The footage filmed by the AP team escapes the city and reaches international audiences through television and news. We are shown again the scenes we saw prior, with little added commentary from the news anchors but with the grainy look of filmed television and lacking the clarity we had been used to seeing in the film. Russian propaganda is also shown as it is presented to the Russian people: it claims that suffering Ukrainian families are nothing but actors portraying victims, poor players who strut upon the silver screen in order to lie and influence the West. The blatant lies are contrasted next to the real events, acknowledging the importance of being honest—in such isolated conflicts especially—by presenting to us the filmed material, an act which the other news channels are congratulated for trying to portray.
These repetitions seem tautological, but the ramifications run deeper. The three sequences have an alternate effect: to tell those watching the film that the rest of the movie they witnessed is neither news nor propaganda but rather, plain truth. In an era when we must be most critical about our own representation, such implications in a documentary work must be addressed. From choosing who or what to film and how to edit, films and documentaries manipulate “the truth” into subjective perception. The action-movie music chosen to portray dying hands reaching for the sky during the hospital massacres transforms the suffering of the Ukrainians into a spectacle of pain, and the tribal-like drums warning us of the 20th day in Mariupol have the same showmanship factor. Such choices pair the pain not with anger or hope (in a more nuanced take on civilian resilience) but with apparent terrified excitement for the audience. The monotone voiceover, in its insistence on “neutrality,” ends up as a somber and tired presenter that borders on an uncaring deity, thus urging the spectator to instead take on the task of caring about and supporting the Ukrainian cause. In other words, this film, too, is propagandistic in its own way. This is not, however, a criticism.

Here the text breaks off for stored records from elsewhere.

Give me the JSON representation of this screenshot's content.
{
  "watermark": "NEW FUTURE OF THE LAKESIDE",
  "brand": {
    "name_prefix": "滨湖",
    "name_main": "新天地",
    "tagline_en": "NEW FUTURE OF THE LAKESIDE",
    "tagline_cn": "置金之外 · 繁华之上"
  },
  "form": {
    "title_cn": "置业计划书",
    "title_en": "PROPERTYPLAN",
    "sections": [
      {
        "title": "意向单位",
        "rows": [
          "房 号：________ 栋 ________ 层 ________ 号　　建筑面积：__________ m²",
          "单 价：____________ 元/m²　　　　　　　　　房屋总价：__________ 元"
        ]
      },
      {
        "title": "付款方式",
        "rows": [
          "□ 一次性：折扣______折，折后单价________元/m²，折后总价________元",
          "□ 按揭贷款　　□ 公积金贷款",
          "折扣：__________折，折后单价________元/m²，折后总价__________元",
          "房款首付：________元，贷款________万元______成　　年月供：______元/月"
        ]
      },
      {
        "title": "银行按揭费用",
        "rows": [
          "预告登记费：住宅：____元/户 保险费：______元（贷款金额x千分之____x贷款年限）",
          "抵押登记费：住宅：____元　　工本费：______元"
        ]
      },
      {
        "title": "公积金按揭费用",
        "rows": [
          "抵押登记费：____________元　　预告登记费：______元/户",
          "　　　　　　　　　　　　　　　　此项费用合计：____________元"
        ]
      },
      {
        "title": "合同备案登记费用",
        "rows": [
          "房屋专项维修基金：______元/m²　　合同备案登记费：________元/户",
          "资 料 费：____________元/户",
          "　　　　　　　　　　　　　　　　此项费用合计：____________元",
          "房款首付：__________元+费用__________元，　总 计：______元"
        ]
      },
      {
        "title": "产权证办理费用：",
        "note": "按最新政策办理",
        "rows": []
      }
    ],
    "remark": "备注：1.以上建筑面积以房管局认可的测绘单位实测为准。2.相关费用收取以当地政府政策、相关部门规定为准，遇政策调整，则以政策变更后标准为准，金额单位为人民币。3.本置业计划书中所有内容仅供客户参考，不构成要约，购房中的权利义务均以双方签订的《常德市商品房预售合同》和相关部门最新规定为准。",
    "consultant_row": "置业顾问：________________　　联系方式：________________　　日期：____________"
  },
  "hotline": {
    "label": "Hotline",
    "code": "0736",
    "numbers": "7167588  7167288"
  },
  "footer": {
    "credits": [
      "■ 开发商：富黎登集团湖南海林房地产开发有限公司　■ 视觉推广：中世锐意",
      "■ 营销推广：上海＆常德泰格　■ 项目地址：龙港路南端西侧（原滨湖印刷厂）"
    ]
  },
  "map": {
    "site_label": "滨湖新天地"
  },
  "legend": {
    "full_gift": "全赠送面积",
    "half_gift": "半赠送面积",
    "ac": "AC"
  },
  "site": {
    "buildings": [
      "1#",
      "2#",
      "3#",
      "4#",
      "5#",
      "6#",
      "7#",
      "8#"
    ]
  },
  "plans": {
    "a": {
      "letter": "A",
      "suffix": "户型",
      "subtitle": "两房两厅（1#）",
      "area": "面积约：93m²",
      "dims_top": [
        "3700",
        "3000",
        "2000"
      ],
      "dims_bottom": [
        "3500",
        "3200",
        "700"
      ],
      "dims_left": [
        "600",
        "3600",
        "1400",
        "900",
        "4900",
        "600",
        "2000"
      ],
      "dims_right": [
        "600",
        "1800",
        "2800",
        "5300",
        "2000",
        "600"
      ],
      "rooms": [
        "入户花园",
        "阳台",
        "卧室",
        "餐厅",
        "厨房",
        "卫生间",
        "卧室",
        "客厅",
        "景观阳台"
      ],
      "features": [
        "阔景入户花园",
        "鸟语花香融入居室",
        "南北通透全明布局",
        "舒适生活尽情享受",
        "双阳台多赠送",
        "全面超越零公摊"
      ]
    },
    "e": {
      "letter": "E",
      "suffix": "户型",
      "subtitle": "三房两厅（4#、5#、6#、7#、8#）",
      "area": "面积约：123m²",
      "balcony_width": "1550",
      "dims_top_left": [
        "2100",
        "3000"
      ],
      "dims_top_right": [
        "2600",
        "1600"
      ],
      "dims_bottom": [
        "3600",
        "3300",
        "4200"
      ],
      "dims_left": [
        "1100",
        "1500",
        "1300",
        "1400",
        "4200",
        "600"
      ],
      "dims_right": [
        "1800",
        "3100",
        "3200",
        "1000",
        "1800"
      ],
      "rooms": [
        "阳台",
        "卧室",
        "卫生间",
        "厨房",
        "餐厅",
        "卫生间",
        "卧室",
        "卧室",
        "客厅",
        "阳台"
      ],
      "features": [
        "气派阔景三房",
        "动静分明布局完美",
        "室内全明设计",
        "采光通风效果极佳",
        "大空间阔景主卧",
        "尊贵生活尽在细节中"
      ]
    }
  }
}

In art, there is no “one size fits all,” and it’s important to understand that each film has a different purpose and a different means of expression. In this case, it’s a plea for help presented by journalists who realize the world is blind to what does not affect them. They are fighting Russia’s propaganda, not with the accuracy of a surgical operation but with the honesty of a person facing war. Not even documentaries trying to (re)present horrific subject matter can be “objective.” Even portrayals of war involve aesthetic decisions.